Mama Bunkfish

Navigating marriage, motherhood, and mental illness on Jesus, caffeine, and naps!

What Matters Most

In my blogging journey, I have wanted to write about a variety of things that have happened in my life, the lives of people I know, and the world around me. I have sat down in front of my computer or with my phone in my hand, ready to type out the day’s manifesto – prepared to unleash every emotion I had about the situation. A lot of the time I stopped myself – afraid of being ‘too real’. Afraid that I would upset or offend someone.

On November 7th, my understanding of what matters most changed. I spent much of that day watching a loved one die. It was completely unexpected and not the peaceful, serene experience you see in movies and on TV shows. I left the hospital in a daze but had to pull it together and be the wife my husband needed me to be. But after the services, and the traveling, and the business was handled – I realized that I had changed.

Here’s the thing- we get one life. Yes, God, because of His love for us, gives us many chances, but He only gives us one life. And I realized that one of the most important things I can do is be unapologetically me. I must be an open book about my anxiety and depression, the weariness of motherhood, the work of marriage, the necessity to understand and have compassion for people from all walks of life, the truth of my less-than-perfect Christian walk, racism, discrimination, and prejudice that I’ve experienced and all of the other things that I’m living THROUGH. I HAVE to be an open book because somebody, somewhere needs to know that there is something on the other side of the storm and that no matter what, even if your heart and brain are having trouble reconciling it – God is still good.

I realize now that there have been so many things that I didn’t say or wouldn’t say, because it might damage long existing ‘relationships’ or cause ‘friends’ to question ‘who I really am’.

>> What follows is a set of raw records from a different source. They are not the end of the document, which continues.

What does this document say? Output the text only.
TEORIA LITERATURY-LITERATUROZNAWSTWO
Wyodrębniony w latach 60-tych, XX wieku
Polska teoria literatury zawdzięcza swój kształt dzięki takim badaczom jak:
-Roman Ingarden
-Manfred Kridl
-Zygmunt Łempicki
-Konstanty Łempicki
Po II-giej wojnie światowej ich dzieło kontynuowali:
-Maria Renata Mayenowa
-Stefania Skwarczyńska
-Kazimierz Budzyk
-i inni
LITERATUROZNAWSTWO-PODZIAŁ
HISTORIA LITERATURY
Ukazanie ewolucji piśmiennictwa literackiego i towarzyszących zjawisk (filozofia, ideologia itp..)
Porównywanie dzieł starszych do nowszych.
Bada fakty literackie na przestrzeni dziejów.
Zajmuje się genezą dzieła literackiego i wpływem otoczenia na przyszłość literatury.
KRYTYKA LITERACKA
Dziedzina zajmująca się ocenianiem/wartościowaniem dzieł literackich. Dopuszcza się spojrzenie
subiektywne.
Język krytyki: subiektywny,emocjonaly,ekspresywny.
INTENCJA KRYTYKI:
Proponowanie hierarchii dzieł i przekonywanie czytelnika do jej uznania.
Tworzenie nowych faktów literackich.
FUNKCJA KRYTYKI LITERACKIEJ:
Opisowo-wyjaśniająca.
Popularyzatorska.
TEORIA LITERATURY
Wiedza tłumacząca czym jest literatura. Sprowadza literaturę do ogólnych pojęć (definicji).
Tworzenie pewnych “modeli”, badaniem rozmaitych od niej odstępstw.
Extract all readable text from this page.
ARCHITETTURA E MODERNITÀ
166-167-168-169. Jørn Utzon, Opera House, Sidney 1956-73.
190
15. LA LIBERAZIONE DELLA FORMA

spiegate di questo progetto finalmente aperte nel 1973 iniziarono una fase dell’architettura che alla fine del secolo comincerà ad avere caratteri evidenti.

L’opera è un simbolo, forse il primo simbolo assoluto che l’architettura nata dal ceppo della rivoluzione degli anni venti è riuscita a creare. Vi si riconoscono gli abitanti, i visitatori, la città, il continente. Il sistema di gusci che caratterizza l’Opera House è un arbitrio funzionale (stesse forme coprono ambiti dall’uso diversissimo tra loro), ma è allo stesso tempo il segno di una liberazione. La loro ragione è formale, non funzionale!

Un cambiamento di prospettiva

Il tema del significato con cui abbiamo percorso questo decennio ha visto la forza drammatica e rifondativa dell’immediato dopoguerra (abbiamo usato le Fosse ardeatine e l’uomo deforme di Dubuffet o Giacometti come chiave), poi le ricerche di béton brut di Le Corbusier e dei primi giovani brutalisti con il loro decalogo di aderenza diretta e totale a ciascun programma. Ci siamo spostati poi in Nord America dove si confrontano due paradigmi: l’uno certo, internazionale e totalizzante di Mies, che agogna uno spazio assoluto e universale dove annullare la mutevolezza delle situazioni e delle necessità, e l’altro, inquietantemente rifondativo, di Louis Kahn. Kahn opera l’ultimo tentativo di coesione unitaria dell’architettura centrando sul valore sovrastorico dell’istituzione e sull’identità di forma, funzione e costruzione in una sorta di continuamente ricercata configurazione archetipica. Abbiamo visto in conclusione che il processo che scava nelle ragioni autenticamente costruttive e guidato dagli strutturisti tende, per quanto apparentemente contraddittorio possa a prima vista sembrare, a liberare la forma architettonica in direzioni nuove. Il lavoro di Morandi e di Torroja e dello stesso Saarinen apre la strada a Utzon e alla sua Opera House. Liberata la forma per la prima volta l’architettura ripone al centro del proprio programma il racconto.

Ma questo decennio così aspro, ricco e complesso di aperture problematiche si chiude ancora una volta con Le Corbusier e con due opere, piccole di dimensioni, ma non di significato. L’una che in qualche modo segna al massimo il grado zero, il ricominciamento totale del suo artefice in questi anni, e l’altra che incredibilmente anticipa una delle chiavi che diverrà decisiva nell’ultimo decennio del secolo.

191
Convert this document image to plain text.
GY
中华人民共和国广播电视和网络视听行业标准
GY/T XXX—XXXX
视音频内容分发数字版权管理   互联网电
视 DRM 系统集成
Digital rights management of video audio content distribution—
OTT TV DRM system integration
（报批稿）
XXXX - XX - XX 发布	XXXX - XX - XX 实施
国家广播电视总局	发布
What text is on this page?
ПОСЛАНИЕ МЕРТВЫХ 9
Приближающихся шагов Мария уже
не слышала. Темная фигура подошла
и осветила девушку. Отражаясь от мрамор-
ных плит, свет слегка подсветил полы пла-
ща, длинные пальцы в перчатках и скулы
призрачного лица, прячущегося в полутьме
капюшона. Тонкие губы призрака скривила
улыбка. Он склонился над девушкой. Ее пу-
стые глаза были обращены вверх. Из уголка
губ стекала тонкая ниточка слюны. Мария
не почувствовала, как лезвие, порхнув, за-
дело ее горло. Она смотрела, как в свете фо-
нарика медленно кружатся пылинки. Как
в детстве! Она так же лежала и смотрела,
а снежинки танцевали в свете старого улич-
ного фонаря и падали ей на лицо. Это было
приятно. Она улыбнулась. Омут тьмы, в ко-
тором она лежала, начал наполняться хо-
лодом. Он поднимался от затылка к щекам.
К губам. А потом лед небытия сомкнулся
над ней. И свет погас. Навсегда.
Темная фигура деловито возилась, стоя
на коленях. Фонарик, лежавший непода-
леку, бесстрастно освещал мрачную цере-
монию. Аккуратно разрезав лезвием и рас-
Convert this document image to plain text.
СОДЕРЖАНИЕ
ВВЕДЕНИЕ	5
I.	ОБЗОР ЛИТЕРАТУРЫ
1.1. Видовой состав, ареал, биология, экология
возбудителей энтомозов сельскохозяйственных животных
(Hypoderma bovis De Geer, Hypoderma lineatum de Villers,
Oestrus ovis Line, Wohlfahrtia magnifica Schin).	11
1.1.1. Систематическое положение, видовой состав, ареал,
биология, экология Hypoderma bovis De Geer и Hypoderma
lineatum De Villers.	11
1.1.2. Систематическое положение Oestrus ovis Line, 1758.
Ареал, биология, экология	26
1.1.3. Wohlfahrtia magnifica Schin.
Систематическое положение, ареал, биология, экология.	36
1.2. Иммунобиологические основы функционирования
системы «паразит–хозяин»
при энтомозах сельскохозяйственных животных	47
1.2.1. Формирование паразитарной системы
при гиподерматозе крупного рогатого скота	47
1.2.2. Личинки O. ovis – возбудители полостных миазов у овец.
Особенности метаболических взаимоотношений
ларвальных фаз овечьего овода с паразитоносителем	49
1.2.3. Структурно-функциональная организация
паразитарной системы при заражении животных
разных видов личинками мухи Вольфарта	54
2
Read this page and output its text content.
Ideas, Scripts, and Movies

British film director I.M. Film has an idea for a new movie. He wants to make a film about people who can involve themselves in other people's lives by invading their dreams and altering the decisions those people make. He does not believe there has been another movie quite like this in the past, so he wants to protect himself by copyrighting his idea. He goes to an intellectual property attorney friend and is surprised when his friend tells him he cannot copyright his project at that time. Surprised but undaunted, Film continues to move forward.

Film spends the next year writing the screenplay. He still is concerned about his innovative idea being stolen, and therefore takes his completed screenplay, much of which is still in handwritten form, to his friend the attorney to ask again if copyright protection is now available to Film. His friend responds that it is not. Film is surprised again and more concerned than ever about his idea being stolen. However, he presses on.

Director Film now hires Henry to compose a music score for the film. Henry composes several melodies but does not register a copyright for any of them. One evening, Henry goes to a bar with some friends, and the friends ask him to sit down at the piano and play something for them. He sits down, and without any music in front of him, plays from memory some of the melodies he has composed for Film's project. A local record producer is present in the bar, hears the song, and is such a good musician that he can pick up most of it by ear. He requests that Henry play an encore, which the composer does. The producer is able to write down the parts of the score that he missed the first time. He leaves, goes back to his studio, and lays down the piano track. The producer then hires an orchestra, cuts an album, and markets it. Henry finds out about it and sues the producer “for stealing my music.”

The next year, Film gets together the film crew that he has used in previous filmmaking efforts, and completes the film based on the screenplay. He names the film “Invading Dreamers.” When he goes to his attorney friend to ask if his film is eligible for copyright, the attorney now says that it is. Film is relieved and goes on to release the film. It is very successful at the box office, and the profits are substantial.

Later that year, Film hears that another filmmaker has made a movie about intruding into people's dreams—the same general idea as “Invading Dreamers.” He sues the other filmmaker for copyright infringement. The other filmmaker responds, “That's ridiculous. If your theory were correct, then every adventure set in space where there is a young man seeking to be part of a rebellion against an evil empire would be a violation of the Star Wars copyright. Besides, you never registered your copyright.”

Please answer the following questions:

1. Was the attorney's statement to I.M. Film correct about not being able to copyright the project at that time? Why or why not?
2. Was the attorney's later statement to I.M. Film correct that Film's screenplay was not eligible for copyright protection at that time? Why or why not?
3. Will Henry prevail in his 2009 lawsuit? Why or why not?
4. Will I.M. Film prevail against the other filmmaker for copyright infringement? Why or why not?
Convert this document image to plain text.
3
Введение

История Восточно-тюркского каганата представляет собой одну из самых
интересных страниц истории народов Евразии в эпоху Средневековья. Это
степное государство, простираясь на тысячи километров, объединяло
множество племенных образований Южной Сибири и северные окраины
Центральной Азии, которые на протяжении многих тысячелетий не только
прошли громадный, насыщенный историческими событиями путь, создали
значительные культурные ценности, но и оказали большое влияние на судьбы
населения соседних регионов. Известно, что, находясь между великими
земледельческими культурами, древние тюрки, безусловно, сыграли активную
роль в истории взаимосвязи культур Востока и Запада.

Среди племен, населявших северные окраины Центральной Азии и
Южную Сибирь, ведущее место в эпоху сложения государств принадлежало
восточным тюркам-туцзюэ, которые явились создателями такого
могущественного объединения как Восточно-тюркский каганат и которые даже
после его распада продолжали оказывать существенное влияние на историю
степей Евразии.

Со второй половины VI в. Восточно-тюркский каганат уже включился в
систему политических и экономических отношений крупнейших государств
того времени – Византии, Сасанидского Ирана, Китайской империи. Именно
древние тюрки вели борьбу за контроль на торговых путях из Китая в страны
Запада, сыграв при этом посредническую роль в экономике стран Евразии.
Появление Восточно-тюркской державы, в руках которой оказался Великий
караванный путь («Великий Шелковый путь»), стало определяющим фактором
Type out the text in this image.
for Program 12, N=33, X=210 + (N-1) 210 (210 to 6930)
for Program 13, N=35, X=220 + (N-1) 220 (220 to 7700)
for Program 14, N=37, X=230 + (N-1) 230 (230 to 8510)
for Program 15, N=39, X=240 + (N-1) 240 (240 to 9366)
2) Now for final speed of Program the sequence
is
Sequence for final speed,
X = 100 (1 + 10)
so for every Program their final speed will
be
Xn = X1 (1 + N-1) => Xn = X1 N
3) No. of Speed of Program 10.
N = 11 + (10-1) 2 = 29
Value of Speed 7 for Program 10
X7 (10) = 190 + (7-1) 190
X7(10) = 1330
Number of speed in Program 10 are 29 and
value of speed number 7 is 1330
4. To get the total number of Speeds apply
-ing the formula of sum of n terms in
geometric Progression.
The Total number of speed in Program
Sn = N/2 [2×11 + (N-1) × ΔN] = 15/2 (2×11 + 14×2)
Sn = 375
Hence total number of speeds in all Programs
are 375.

But here’s what I know, better than I ever knew before – those are not the people who will mourn and weep when I’m gone. Those are not the people who will comfort my family long after the last memorial service. Those are not the people who will have to pick up and carry on as though things are ‘normal’. Those are not the people who will hold memories of me in their hearts and physically ache every time they realize I won’t answer their calls or texts anymore. Those are not the people who matter. The people who matter will know and understand exactly where I’m coming from.  And that’s really all that matters.